А тот, уставив глаза в потолок, обобщал суть всех разговоров.
— …Итак, господа, я делаю выводы. Если не будет войск, мы должны сидеть и дрожать. Так? Только войска способны принести нам спокойствие. Так? Будем об этом просить государя. Ну, а если все же не будет войск? Если держать войска в каждом городе — сверх сил государственных? Сегодня двадцать третье октября… — Он опустил глаза вниз и тут же грохнул кулаком по столу: — Бить! Самим бить! Любыми средствами и способами, при всякой возможности. Прошу понять, господа, что манифест написан не в интересах революции, — он сложил пальцы известным способом, — фигу им! — а в интересах государственных. Стало быть, не против нас, а за нас. И, стало быть, с двадцать четвертого октября нельзя больше махать хвостами, как телятам.
— Люблю Романе Захаровича за отчетливость, — сказал Маннберг.
— Только про город ведете все разговоры, — вдруг сорвался с места Петруха, — а нас жгут мужики. Казаков в Красноярск отпустили. Села кто защищать будет?
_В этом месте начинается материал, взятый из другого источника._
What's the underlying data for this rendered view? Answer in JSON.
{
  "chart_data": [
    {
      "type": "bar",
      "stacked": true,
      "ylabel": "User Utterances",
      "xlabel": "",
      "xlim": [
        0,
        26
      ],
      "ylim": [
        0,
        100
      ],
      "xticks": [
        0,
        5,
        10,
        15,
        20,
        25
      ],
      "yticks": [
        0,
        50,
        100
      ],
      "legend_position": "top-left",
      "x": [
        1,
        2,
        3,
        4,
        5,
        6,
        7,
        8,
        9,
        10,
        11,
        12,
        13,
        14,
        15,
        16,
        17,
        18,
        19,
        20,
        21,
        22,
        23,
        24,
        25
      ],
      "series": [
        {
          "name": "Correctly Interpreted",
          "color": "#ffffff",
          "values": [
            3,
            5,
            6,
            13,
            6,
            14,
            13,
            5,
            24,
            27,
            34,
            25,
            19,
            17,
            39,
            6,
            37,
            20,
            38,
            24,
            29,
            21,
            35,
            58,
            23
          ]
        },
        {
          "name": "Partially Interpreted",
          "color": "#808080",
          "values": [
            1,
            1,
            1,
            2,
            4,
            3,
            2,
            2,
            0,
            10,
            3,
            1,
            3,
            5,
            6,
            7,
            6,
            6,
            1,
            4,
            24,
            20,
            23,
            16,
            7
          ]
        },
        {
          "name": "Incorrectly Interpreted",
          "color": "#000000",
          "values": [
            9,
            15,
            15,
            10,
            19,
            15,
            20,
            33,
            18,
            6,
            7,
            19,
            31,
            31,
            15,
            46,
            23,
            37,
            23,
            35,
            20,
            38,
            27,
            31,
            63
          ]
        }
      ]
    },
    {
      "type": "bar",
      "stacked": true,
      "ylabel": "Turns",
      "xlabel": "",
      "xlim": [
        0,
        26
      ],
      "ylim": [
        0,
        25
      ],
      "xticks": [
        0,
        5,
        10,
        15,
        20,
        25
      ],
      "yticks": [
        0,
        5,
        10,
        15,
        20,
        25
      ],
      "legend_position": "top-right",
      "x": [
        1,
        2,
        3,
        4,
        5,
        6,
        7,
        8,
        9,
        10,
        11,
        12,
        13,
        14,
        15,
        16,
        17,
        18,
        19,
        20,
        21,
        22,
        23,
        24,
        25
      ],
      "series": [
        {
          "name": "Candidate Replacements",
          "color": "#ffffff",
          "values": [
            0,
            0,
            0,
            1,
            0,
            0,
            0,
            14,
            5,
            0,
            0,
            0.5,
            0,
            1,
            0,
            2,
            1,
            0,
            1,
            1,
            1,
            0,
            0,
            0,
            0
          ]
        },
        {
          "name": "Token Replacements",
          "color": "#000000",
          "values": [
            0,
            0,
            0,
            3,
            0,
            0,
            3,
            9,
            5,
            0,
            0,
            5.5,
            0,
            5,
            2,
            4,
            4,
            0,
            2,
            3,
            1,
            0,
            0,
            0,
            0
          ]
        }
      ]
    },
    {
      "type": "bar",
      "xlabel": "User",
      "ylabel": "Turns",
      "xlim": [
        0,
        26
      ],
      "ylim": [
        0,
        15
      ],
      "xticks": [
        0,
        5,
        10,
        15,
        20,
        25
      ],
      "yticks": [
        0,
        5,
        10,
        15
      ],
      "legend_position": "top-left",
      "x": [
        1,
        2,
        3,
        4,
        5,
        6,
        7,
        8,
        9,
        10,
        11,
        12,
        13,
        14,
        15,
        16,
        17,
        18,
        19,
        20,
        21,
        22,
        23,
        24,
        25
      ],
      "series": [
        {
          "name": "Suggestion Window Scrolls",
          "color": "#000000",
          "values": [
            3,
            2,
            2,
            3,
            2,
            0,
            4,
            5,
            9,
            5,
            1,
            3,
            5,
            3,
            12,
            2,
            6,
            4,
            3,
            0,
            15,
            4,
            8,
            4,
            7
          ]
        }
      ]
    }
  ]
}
— Сядь, милочок, — остановил его Баранов. — мы с тобой поговорим еще наособицу. А ты пока подумай так: из города, а не из деревни главная смута сейчас расходится. Стало быть, не мы тебе, а ты нам помогай в первую очередь. Задушим смуту по городам — и тебя никто не тронет. Понял?
Петруха сел, сердито насупив брови. Ему не понравилось, что Баранов стал поучать его при людях. Он пожалел, что выскочил тут со своим разговором. Можно было бы обо всем столковаться с тестем и вечерком, у него на квартире.
— И еще, господа, — продолжал Баранов, отворачиваясь от зятя, — напоминаю вам всем, что объявлены вы-: боры в нашу городскую думу. Проведены они должны быть и полном соответствии с буквой и духом высочайшего манифеста. Одним словом, при полной свободе и прочем. Сие неуклонно и широко внушать всем жителям города. А список будущих гласных, — он щелкнул ногтем по запертому ящику стола, — список здесь. И незыблемый! Ясно? У меня все, господа.